The benchmark results show a further improvement for the best_effort_write_and_receive test which brings the performance close enough to 100us. After this optimization there are only relatively small block representing the code of Dust DDS and major blocks are all regarding Tokio runtime internals.

Conclusion

In this article, we explored the process of performance optimization for Dust DDS, a Rust implementation of the Data Distribution Service (DDS) standard. Starting with benchmarks that represent real-world use cases, we established a performance target to guide our optimization efforts. By employing profiling tools such as Flamegraph and Valgrind’s Dynamic Heap Analysis Tool (DHAT), we identified critical bottlenecks and memory inefficiencies within our system.

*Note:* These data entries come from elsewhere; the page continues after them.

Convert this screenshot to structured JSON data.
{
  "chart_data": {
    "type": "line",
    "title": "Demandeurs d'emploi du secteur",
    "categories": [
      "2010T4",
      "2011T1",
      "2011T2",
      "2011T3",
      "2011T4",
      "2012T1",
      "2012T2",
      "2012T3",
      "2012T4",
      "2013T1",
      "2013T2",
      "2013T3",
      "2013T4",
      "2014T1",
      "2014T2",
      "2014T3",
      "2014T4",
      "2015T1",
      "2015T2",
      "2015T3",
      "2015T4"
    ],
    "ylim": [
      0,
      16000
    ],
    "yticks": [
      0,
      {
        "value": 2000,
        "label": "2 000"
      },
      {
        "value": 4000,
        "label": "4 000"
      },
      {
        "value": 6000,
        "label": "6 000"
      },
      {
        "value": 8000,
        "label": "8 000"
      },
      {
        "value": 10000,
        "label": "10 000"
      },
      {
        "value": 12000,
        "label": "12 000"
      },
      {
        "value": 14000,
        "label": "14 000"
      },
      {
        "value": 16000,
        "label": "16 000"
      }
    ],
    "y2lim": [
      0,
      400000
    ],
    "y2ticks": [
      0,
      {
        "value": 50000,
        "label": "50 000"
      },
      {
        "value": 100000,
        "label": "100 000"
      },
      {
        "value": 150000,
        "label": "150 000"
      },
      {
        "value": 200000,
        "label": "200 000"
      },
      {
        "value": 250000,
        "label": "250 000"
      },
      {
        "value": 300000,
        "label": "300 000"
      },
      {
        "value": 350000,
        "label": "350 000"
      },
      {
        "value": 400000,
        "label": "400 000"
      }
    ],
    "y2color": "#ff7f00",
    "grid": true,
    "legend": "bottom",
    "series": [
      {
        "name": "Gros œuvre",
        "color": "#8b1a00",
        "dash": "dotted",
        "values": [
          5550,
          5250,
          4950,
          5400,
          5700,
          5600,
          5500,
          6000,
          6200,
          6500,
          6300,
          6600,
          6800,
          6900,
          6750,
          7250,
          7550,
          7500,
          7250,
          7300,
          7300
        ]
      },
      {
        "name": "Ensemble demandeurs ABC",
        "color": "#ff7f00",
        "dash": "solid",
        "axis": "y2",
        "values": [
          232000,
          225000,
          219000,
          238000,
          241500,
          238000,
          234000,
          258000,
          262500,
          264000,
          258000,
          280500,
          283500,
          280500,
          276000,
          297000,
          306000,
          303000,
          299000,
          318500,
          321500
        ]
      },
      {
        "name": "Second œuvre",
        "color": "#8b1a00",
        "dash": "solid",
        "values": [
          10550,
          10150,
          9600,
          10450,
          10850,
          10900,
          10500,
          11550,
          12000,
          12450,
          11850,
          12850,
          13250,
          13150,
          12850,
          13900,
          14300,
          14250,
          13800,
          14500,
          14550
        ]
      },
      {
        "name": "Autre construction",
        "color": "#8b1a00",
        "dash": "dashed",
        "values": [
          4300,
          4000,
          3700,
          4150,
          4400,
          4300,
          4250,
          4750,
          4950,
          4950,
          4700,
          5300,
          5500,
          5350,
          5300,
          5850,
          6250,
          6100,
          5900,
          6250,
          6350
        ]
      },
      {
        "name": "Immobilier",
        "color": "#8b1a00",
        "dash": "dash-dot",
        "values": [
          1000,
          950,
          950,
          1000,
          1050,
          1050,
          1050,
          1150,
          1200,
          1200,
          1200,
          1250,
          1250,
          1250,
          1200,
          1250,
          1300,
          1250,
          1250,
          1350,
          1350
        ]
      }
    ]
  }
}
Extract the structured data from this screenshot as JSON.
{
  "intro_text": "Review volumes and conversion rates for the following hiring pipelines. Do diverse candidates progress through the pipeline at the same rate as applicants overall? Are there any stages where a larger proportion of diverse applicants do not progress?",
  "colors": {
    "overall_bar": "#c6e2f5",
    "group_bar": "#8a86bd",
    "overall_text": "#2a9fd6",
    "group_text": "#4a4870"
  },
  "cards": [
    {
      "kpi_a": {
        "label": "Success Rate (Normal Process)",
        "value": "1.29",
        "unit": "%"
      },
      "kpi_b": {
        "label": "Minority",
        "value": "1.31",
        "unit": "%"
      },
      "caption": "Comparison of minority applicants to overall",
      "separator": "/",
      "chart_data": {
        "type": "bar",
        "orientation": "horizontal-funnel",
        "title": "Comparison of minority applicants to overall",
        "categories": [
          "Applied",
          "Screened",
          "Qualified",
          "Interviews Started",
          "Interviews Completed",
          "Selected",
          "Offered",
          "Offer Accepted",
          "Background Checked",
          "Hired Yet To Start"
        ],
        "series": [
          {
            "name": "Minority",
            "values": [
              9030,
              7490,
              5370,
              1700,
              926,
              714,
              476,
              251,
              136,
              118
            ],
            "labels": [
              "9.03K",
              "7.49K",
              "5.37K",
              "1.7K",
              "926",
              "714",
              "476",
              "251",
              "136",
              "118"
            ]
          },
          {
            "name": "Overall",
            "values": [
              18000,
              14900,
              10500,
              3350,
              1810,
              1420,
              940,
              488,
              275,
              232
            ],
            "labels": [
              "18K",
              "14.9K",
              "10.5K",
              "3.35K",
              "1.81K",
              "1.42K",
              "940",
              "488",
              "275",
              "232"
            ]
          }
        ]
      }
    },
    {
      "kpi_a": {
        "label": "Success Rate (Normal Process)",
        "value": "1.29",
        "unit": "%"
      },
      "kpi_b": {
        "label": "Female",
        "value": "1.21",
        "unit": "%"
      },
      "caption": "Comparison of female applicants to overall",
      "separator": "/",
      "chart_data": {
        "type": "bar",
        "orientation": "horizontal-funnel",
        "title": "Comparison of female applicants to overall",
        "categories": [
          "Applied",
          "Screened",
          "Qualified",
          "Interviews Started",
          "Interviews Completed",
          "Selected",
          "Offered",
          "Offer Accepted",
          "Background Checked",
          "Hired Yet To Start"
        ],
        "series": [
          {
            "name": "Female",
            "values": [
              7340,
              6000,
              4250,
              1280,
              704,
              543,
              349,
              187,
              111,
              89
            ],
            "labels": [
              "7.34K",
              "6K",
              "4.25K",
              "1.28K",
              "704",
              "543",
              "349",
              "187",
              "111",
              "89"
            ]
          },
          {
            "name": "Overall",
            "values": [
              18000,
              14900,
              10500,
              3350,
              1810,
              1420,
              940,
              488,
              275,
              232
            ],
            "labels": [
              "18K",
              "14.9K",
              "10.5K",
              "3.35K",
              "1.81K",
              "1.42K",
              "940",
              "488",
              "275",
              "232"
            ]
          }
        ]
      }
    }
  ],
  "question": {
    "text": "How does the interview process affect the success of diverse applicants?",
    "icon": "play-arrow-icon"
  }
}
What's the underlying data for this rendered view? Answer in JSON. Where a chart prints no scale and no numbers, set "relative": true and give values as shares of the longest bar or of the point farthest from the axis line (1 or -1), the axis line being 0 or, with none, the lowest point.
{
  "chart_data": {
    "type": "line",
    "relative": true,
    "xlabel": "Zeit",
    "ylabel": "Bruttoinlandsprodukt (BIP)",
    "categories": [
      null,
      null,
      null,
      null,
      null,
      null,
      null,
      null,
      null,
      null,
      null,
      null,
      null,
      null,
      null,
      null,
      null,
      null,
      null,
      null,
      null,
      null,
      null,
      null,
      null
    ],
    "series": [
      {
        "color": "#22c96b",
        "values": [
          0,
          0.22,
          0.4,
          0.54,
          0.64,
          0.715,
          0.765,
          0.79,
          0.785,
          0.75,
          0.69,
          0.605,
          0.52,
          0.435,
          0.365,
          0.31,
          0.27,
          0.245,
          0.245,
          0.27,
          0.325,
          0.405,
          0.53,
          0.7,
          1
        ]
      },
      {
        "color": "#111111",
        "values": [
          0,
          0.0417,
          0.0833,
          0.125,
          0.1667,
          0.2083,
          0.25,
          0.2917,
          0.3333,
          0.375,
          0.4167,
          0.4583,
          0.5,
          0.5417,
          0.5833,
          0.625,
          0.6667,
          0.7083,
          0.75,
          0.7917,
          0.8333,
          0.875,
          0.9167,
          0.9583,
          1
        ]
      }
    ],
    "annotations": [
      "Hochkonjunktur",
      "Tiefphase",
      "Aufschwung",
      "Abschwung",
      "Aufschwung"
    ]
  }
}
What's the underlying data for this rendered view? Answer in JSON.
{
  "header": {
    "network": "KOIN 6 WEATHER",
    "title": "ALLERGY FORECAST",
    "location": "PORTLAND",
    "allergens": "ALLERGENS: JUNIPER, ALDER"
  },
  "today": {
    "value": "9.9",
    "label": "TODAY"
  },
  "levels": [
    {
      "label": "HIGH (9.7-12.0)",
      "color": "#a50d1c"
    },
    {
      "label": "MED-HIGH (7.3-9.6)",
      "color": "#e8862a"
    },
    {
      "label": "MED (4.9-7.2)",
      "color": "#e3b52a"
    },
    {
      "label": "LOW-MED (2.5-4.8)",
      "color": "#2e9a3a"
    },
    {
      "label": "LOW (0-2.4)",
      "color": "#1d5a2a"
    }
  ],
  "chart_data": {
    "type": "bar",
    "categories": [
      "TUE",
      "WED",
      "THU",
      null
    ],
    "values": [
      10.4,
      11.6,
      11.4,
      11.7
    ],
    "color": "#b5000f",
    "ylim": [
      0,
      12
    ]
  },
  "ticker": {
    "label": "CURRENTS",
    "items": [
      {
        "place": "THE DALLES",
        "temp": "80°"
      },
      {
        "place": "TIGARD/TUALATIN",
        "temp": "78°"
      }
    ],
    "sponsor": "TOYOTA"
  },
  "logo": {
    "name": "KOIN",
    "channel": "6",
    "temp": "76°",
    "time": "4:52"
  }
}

Our first optimization focused on reducing memory allocation overhead in the read_message function by implementing a reusable reception buffer. Next, we addressed serialization and deserialization inefficiencies by modifying the RtpsMessageWrite::new method and optimizing byte array handling. Finally, we tackled the GenericHandlerDyn<A>::handle method, a core component of our actor system. By transitioning from asynchronous to synchronous handling on the actor message handling method and minimizing unnecessary memory allocations, we achieved a 50% performance gain for best_effort_write_and_receive_frag and a 25% performance gain for best_effort_write_and_receive, bringing our benchmark time close to the 100 microseconds target. The Figure below gives a comparison between the latest version of Dust DDS (in blue) and the starting version (in red).

best_effort_write_and_receive performance comparison

best_effort_write_and_receive_frag performance comparison

The profiling and optimization techniques discussed here not only demonstrate the importance of detailed software analysis but also provide a practical roadmap for others seeking to optimize their Rust applications.